Потрясение, которое вызвало падение Рима в 410 г. у граждан недолговечного универсального государства, ошибочно принятого за вечное обиталище, сравнимо с потрясением, испытанным подданными Арабского халифата, когда Багдад пал под ударами монголов в 1258 г. В римском мире потрясение дало о себе знать от Палестины до Галлии, в арабском мире — от Ферганы до Андалузии. Сила психологического воздействия в арабском случае оказалась даже еще более значительной, чем в римском, поскольку ко времени, когда Хулагу нанес Аббасидскому халифату coup de grace (смертельный удар), его владычество над большей частью огромных владений, номинально подвластных ему, было недействительно в течение уже трех или четырех столетий. Этот ореол иллюзорного бессмертия, который существовал вокруг умирающих универсальных государств, часто убеждал наиболее благоразумных варварских вождей, даже когда они делили владения этих государств между собой, признавать одинаково иллюзорную зависимость от них. Вожди остготов-ариан из династии Амалунгов[316]и вожди дайламитов-шиитов из династии Буидов[317]для управления завоеванными ими территориями добивались официального титула наместников соответственно императора константинопольского и халифа багдадского. И хотя этот тактичный подход к дряхлому универсальному государству не помог ни в том, ни в другом случае предотвратить гибель, на которую обрекли себя эти военные отряды, старавшиеся придерживаться своих особых ересей, тот же самый политический маневр увенчался блестящим успехом, когда был предпринят их собратьями-варварами. Последние обладали большей проницательностью или же большей удачливостью, сумев сохранить в то же время непогрешимость в исповедании своей религиозной веры. Например, Хлодвиг Франкский[318], самый удачливый из всех основателей варварских государств-наследников Римской империи, завершил свое обращение в православие, получив от императора Анастасия[319]из отдаленного Константинополя титул проконсула вместе с консульскими знаками отличия. Его успех подтверждается тем фактом, что в последующие века не менее восемнадцати королей Людовиков, правивших в завоеванной им стране, носили его имя в видоизмененном варианте.

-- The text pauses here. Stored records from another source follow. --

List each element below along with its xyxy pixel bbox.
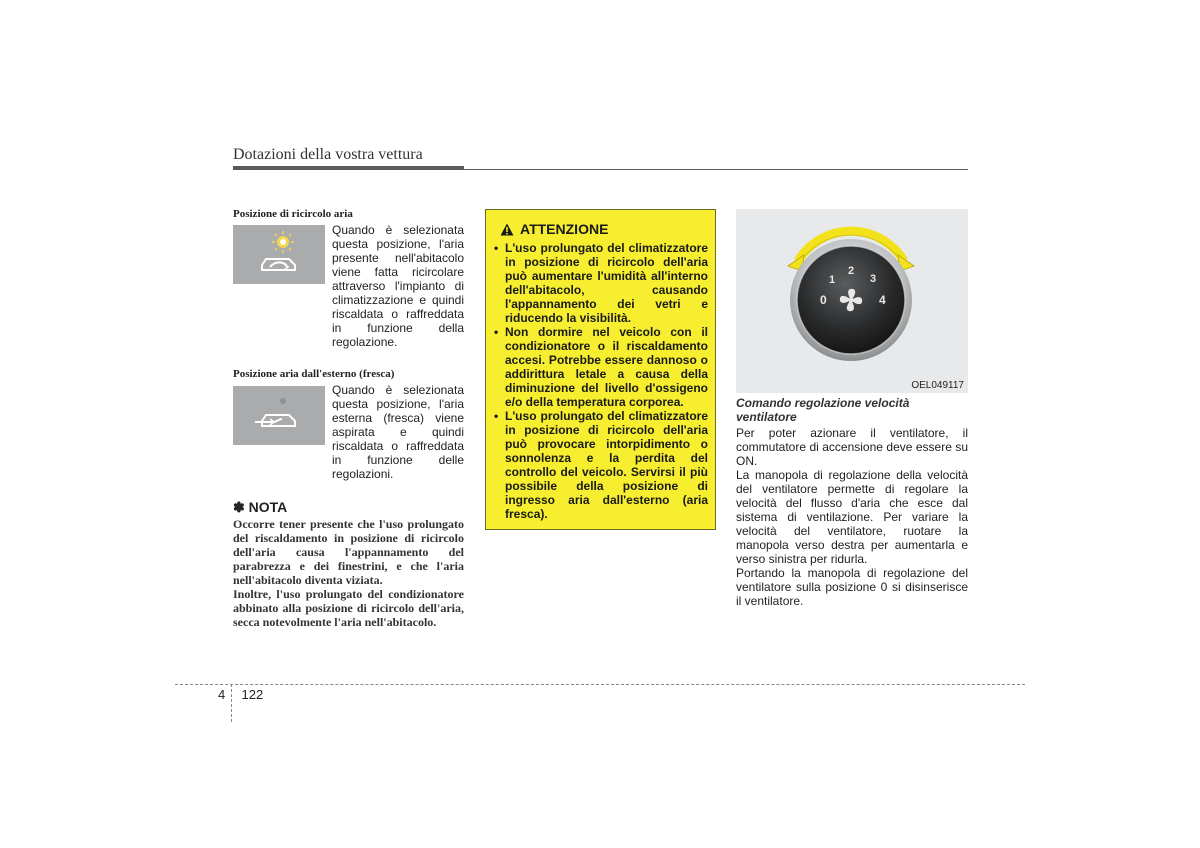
warning-triangle-icon xyxy=(500,223,514,236)
fan-paragraph-3: Portando la manopola di regolazione del ventilatore sulla posizione 0 si disinserisce il ventilatore. xyxy=(736,566,968,608)
header-rule-thick xyxy=(233,166,464,170)
figure-caption: Comando regolazione velocità ventilatore xyxy=(736,396,910,424)
nota-title: ✽ NOTA xyxy=(233,499,288,515)
warning-box xyxy=(485,209,716,530)
knob-label-4: 4 xyxy=(879,293,886,307)
fan-speed-knob-illustration xyxy=(736,209,968,393)
fan-paragraph-2: La manopola di regolazione della velocità del ventilatore permette di regolare la velocità del flusso d'aria che esce dal sistema di ventilazione. Per variare la velocità del ventilatore, ruotare la manopola verso destra per aumentarla e verso sinistra per ridurla. xyxy=(736,468,968,566)
knob-label-0: 0 xyxy=(820,293,827,307)
knob-label-1: 1 xyxy=(829,274,836,286)
recirc-description: Quando è selezionata questa posizione, l'aria presente nell'abitacolo viene fatta ricircolare attraverso l'impianto di climatizzazione e quindi riscaldata o raffreddata in funzione della regolazione. xyxy=(332,223,464,349)
knob-label-3: 3 xyxy=(870,273,877,285)
nota-paragraph-1: Occorre tener presente che l'uso prolungato del riscaldamento in posizione di ricircolo dell'aria causa l'appannamento del parabrezza e dei finestrini, e che l'aria nell'abitacolo diventa viziata. xyxy=(233,517,464,587)
warning-header xyxy=(500,221,608,237)
fan-paragraph-1: Per poter azionare il ventilatore, il commutatore di accensione deve essere su ON. xyxy=(736,426,968,468)
fresh-heading: Posizione aria dall'esterno (fresca) xyxy=(233,368,395,380)
fresh-air-mode-icon xyxy=(233,386,325,445)
page-number xyxy=(218,687,263,702)
fresh-description: Quando è selezionata questa posizione, l'aria esterna (fresca) viene aspirata e quindi riscaldata o raffreddata in funzione delle regolazioni. xyxy=(332,383,464,481)
footer-dashed-rule xyxy=(175,684,1025,685)
warning-title: ATTENZIONE xyxy=(520,221,609,237)
recirc-heading: Posizione di ricircolo aria xyxy=(233,208,353,220)
fan-speed-knob-figure xyxy=(736,209,968,393)
knob-label-2: 2 xyxy=(848,265,855,277)
recirc-icon-panel xyxy=(233,225,325,284)
header-rule-thin xyxy=(464,169,968,170)
page-header-title: Dotazioni della vostra vettura xyxy=(233,146,423,163)
nota-body xyxy=(233,517,464,629)
page-number-value: 122 xyxy=(241,687,264,702)
warning-list xyxy=(494,241,708,521)
recirc-mode-icon xyxy=(233,225,325,284)
figure-code: OEL049117 xyxy=(911,380,964,391)
warning-item: • L'uso prolungato del climatizzatore in posizione di ricircolo dell'aria può aumentare l'umidità all'interno dell'abitacolo, causando l'appannamento dei vetri e riducendo la visibilità. xyxy=(494,241,708,325)
chapter-number: 4 xyxy=(218,687,226,702)
warning-item: • Non dormire nel veicolo con il condizionatore o il riscaldamento accesi. Potrebbe essere dannoso o addirittura letale a causa della diminuzione del livello d'ossigeno e/o della temperatura corporea. xyxy=(494,325,708,409)
fresh-icon-panel xyxy=(233,386,325,445)
nota-paragraph-2: Inoltre, l'uso prolungato del condizionatore abbinato alla posizione di ricircolo dell'aria, secca notevolmente l'aria nell'abitacolo. xyxy=(233,587,464,629)
warning-item: • L'uso prolungato del climatizzatore in posizione di ricircolo dell'aria può provocare intorpidimento o sonnolenza e la perdita del controllo del veicolo. Servirsi il più possibile della posizione di ingresso aria dall'esterno (aria fresca). xyxy=(494,409,708,521)
fan-speed-description xyxy=(736,426,968,608)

Оттоманская империя, которая явилась, как мы видели ранее в нашем «Исследовании», универсальным государством византийской цивилизации, проявляет те же самые характерные черты иллюзорного бессмертия ко времени, когда она уже стала «больным человеком Европы»[320]. Амбициозные военачальники, создававшие для себя в результате упорного труда государства-наследники, — Али-пашаЯнинский[321]в Албании, Мухаммед Али в Египте и Пасван-Оглу Виддинский[322]на северо-западе Румелии — старательно исполняли во имя падишаха все, что было в ущерб их собственным частным интересам. Когда западные державы последовали по их стопам, то они переняли те же самые фантазии. Например, Великобритания управляла Кипром с 1878, а Египтом с 1882 года от имени султана константинопольского, пока не оказалась в состоянии войны с Турцией в 1914 г.

Монгольское универсальное государство индусской цивилизации обнаруживает те же самые черты. В течение полувека со смерти императора Аурангзеба в 1707 г. империя, которая некогда владычествовала над большей частью полуострова Индостан, была сточена до «туловища» в 250 миль длиной и 100 миль шириной. По прошествии еще полувека она сократилась до размеров окружности стен «Красного форта» в Дели. Однако и 150 лет спустя после 1707 г. потомок Акбара и Аурангзеба все еще сидел на их троне. Он мог бы оставаться на нем еще дольше, если бы мятежники в 1857 г. не заставили этого бедного марионетку помимо его желания благословить их восстание против заморской империи, заменившей после периода анархии давно угасшую империю Великих Моголов, которую он все еще продолжал символизировать.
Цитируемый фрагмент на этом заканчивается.